The next time you’re tooling down the highway somewhere in America, take a look around: Those miles of medians and roadsides along our highways offer unexpected environmental benefits.
All those broad, green strips along the nation’s highways turn out be vital habitats for many small critters, as well as pollinators including bees, butterflies and birds.
The sum total of the area between the pavement and the right-of-way fence on county, state, and interstate highways is 17 million acres — all of it a conservation opportunity, says Bonnie Harper-Lore, a restoration ecologist for the Federal Highway Administration and now a member of the Commission on Minnesota Resources.
“I saw roadsides as an opportunity to benefit wildlife from the beginning of my career, 30 years ago,” she says. “Small wildlife, small birds, small mammals and migrating birds all use these same corridors. If they have places to find food and cover, they are all going to do better and their populations will continue to hold where we need them to hold.”
Roadside areas contain some surprising habitats, too, like remnants of North America’s original native prairie and old-growth trees. Harper-Lore would like see a complete inventory of the nation’s roadside vegetation. “I think we would be surprised at how many remnants of these old forests, old prairies and old wetlands do exist,” she says.
Up until recently, each state Department of Transportation has basically done its own thing and made its own priorities, Harper-Lore points out. But a new White House task force on pollinators and a law that specifically supports pollinators leads her to believe states will start moving in the same direction, especially if they know the public is interested.
A project along the I-35 corridor serves as a great model for what multi-state cooperation can achieve, Harper-Lore suggests.

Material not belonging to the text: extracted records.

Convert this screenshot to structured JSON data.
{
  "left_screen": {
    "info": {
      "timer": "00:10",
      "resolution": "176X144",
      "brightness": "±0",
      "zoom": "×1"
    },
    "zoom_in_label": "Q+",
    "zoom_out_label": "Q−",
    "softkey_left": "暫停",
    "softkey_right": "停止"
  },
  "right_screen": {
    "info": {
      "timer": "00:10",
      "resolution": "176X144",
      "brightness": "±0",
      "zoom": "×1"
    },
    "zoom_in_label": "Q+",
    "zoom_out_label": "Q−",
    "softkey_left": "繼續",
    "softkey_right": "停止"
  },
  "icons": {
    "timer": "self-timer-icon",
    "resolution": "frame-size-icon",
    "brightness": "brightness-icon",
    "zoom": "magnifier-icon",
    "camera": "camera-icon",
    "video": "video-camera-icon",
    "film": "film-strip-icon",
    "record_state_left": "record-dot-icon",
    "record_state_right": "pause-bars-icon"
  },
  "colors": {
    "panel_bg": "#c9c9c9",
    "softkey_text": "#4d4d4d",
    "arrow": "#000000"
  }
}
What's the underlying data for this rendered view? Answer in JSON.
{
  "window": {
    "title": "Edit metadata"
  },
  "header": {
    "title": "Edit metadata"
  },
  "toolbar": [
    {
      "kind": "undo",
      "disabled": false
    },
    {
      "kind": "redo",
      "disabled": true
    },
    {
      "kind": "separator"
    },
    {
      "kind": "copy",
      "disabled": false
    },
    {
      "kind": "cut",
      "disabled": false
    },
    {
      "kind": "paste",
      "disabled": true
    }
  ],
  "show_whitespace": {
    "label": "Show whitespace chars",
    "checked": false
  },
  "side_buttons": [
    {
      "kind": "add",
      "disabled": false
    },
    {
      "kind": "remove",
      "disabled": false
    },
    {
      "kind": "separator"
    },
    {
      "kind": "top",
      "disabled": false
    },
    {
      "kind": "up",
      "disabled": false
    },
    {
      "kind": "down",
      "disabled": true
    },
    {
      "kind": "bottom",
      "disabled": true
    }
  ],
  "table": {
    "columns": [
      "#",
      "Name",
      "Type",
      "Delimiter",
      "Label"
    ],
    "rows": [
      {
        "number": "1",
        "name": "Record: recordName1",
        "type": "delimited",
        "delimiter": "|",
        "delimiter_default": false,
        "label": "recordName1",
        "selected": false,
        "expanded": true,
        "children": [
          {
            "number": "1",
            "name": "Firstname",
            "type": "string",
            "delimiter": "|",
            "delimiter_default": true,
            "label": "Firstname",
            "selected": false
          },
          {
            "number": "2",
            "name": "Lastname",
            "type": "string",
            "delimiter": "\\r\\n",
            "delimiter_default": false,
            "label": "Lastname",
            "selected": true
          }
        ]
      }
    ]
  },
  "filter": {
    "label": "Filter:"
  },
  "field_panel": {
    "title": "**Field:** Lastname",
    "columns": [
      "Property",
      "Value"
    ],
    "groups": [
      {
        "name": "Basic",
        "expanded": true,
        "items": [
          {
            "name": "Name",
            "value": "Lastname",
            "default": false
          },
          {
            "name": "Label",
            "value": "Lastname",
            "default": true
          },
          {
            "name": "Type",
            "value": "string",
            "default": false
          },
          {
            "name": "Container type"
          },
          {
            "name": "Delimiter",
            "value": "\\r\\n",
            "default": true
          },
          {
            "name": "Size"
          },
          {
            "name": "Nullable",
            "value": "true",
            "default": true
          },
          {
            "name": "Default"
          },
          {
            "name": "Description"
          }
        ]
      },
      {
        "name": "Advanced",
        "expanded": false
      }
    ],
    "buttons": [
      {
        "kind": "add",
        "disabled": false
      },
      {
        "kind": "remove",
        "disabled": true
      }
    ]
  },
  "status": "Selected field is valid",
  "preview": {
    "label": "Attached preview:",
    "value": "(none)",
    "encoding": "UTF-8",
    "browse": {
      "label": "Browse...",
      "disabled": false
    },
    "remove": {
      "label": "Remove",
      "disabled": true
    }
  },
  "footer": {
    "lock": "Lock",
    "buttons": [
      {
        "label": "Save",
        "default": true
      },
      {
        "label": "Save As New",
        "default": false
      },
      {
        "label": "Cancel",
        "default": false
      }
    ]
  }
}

In 1993, a group of six states asked the Federal Highway Administration to work with them to get funding to support their effort to restore prairie along the I-35 corridor and to protect any remnants that still existed.
The corridor runs north-south between northern Minnesota and Mexico, which almost matches the route monarch butterflies travel on their migration. In addition to restoring prairie, an effort began several years ago to plant more milkweed along the corridor to help sustain the butterflies along the way.
“It's amazing,” Harper-Lore says. “When you're screaming by at 55 to 70 miles-an-hour, there are things happening out on that green strip that you probably will never, ever imagine.”